Forest carbon basics
When you’re walking through a forest, what are you actually looking at? Surprise! It’s carbon. It’s all carbon — by weight all but a few percent of the forest’s live carbon is stored in wood. All those nice ferns in the understory? Bubkis. Even within a tree, 95 % of the carbon is stored in the woody body of the tree, with the other 5 % in leaves. Wood is quite simply just carbon and hydrogen, both of which come from the atmosphere. So the stuff that makes up a tree is almost entirely sourced from the air.
Wood’s only purpose in life is to shuttle materials between the leaves and the roots, and to support the tree as it grows towards the sun. So to fulfill that purpose, wood doesn’t need to have much going on. Therefore, most wood cells are essentially dead. As the tree grows those new rings every year, it evacuates all the important nutrients, cell organelles, DNA, ect… from the older wood, leaving just a hollow tube of carbon and hydrogen in place.
Now we all know that photosynthesis is responsible for removing CO2 from the atmosphere to make sugars to feed the tree, but what’s often left out of that is the other side of that equation: The trees need to eat the sugars! So trees respire just like humans and return almost all the CO2 that they’ve taken out of the atmosphere back to it. Only a tiny fraction of the CO2 that a tree goes through in a day will be locked away, stored as wood as the tree grows.
This is important to understand because as trees get older, the amount of CO2 that they’re able to lock away diminishes. Eventually, really old trees are giving out as much CO2 as they’re taking in. They’re no longer growing, just maintaining themselves. That means that trees grow along an S-curve, where they start slow, then accumulate lots of carbon as they grow rapidly, then senesce and hit an equilibrium.
And the same thing actually happens to ecosystems! Old growth forests are not removing carbon from the atmosphere. Young trees grow, they absorb CO2, they senesce and slow down, and then they die. When they decompose and all that carbon goes back into the air, and young trees grow anew in the gap that was just formed. Old growth forests are steady-state systems, and they kinda have to be, don’t they? Otherwise, where would all that carbon go over 50,000 years? The Amazon wouldn’t be a rainforest, it would be a mountain!
A few ecosystems are an exception: bogs, mangrove forests, and arctic tundra. In these cases the carbon literally is being stored in the soil beneath the forests. Lord help us if the tundra ever fully thaws. There are hundreds of thousands of years’ worth of carbon stored there.
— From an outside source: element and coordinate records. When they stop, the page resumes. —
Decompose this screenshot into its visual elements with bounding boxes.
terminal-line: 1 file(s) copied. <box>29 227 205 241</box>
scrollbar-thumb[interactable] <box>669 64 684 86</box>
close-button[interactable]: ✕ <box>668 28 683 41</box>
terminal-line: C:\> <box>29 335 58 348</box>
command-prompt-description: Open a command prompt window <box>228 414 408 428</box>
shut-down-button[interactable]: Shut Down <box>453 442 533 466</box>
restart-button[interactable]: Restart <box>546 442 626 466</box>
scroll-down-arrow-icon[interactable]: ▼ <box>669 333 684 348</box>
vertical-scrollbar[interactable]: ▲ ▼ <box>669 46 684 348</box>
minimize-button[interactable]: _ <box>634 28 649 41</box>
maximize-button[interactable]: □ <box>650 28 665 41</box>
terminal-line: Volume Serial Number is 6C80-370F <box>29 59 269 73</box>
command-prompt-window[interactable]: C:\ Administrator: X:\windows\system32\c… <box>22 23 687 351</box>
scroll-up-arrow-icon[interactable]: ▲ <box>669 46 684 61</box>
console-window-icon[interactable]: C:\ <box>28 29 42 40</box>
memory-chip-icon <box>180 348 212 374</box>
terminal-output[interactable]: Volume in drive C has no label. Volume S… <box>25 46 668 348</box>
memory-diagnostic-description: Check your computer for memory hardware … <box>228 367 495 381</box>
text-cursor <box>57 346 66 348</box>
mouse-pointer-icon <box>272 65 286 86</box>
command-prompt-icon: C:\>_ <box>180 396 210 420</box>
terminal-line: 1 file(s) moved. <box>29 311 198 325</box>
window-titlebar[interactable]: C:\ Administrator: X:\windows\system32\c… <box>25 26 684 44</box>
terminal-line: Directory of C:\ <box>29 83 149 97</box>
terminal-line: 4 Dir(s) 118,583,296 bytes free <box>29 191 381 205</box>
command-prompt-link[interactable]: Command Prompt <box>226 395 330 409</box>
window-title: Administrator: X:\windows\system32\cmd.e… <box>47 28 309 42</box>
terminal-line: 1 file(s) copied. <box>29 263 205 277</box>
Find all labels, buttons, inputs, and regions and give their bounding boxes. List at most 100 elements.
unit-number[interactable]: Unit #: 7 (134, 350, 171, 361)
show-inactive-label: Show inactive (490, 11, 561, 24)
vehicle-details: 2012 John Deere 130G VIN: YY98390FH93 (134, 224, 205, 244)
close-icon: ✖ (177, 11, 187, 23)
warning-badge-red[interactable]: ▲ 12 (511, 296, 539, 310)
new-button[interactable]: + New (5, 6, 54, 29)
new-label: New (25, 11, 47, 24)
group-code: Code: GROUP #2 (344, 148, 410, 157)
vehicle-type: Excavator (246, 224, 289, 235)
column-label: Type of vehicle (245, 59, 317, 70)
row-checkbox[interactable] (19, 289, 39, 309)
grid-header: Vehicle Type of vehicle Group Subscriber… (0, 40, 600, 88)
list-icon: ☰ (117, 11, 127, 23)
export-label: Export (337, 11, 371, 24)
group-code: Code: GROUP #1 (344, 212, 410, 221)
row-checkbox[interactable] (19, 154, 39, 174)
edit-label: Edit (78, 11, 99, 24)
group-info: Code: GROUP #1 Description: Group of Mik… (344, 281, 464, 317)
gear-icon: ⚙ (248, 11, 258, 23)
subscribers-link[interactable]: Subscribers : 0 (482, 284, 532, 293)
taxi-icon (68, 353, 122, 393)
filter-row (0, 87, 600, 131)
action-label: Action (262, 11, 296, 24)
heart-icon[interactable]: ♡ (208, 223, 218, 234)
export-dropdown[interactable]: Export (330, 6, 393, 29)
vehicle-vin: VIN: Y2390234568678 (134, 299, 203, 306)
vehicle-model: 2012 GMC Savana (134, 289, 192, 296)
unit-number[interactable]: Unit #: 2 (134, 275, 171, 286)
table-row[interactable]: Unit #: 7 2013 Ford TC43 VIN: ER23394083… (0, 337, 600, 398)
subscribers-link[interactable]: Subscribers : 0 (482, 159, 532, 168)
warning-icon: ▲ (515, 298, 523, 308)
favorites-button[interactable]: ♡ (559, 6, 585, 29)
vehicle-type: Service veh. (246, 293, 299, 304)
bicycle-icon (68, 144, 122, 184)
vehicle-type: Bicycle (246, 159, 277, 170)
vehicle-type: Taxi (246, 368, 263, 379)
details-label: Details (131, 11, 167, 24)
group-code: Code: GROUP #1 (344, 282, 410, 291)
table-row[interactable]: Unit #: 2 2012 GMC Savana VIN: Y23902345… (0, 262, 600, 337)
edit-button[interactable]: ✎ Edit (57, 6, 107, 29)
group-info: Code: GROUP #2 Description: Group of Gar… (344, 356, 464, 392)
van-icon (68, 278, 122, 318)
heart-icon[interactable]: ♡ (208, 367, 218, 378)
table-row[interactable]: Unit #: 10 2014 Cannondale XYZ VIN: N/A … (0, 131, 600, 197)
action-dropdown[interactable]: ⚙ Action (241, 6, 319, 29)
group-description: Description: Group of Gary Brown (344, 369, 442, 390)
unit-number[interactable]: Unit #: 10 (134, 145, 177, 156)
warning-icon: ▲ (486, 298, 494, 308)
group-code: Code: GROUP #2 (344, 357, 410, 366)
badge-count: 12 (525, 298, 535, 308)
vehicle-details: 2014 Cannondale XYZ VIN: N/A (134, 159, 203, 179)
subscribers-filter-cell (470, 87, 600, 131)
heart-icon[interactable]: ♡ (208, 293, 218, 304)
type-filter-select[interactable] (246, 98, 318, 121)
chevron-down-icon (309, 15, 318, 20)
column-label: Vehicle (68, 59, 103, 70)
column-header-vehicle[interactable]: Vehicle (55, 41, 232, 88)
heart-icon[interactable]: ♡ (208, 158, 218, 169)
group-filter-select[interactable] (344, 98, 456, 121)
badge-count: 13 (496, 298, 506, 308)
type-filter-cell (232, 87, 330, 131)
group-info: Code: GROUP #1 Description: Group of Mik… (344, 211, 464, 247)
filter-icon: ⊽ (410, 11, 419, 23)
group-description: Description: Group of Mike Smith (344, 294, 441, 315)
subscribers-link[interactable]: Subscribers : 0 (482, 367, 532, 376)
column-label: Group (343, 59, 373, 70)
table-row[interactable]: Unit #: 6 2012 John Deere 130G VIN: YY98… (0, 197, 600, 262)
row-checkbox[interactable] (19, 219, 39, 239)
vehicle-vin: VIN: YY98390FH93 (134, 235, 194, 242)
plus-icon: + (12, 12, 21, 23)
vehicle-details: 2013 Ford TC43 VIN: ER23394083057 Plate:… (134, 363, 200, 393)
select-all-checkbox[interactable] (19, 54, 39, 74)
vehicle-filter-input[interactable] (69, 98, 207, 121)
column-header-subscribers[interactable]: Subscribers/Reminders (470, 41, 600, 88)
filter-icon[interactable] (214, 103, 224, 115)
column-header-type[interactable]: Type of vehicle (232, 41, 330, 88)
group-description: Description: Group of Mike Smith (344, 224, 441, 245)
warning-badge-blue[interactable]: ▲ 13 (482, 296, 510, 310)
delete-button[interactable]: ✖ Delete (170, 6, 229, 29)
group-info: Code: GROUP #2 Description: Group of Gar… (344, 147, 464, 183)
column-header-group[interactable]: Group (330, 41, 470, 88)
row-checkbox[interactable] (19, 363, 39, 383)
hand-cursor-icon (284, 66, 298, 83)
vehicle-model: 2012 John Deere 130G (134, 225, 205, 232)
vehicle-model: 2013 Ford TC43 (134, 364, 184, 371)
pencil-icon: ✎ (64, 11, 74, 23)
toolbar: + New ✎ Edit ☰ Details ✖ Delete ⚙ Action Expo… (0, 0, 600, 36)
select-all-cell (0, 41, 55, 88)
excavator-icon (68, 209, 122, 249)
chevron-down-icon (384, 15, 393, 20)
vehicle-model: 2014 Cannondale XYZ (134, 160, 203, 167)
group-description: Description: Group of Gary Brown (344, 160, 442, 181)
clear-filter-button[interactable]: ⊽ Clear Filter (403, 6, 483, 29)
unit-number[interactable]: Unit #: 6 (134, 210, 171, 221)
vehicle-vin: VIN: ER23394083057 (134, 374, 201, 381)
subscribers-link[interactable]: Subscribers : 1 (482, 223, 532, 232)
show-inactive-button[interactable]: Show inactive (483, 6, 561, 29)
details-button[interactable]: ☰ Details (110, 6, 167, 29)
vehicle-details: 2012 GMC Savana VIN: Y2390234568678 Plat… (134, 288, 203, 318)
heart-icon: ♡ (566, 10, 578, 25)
plant new trees to remove carbon from the atmosphere as they grow. But we also have to prevent existing forests from being chopped down because they’re stocked full of wood, aka carbon. And voila! We have the basis for the three different types of forest carbon projects: Reforestation which planting trees (duh), Avoided Deforestation which focuses on preventing trees from being cut down, and Improved Forest Management, which takes a middle-aged forest that’s been degraded in the past and preserves it, allowing it to grow. IFM both sequesters carbon from the atmosphere and prevents it from being released.
We do need to consider that forests are not the only carbon capture efforts out there. But how does planting trees actually compare to other carbon capture techniques? Is it worth dealing with the risk, occasional corruption, and bureaucracy of forest carbon projects? Well for example, in September 2021 the world’s largest direct air capture facility came online in Iceland — basically a giant vacuum cleaner sucking CO2 out the air. The best solution that humanity and technology has to offer today.
Except it only removes 4000 tonnes of CO2 per year! That’s about as much CO2 as is stored in 10hectares (25 acres) of rainforest, or about the average size of a Walmart parking lot. For newly planted trees, that’s about as much as 400 hectares (1000 acres) would sequester in a year. So I’d say it’s safe to say that this kind of carbon capture technology has a very long way to go before it can compete with 400 million years of plant evolution.
Ultimately people debate about whether or not nature-based solutions alone can solve climate change. Some scientists think that through reforestation (or afforestation) we can completely remove ALL the carbon that humans have put into the atmosphere. Others think that forests can only help us remove a fraction and should just be one piece of the larger puzzle. Either way though, whether you are planting trees or preserving trees (even in small quantities), there is potential there to offset industrial levels of CO2. So go grab a shovel and get out there and plant a few trees! Consider this — over the next few decades, even a few acres of new forest could undo much of the carbon that you’ve put into the atmosphere over the course of your lifetime.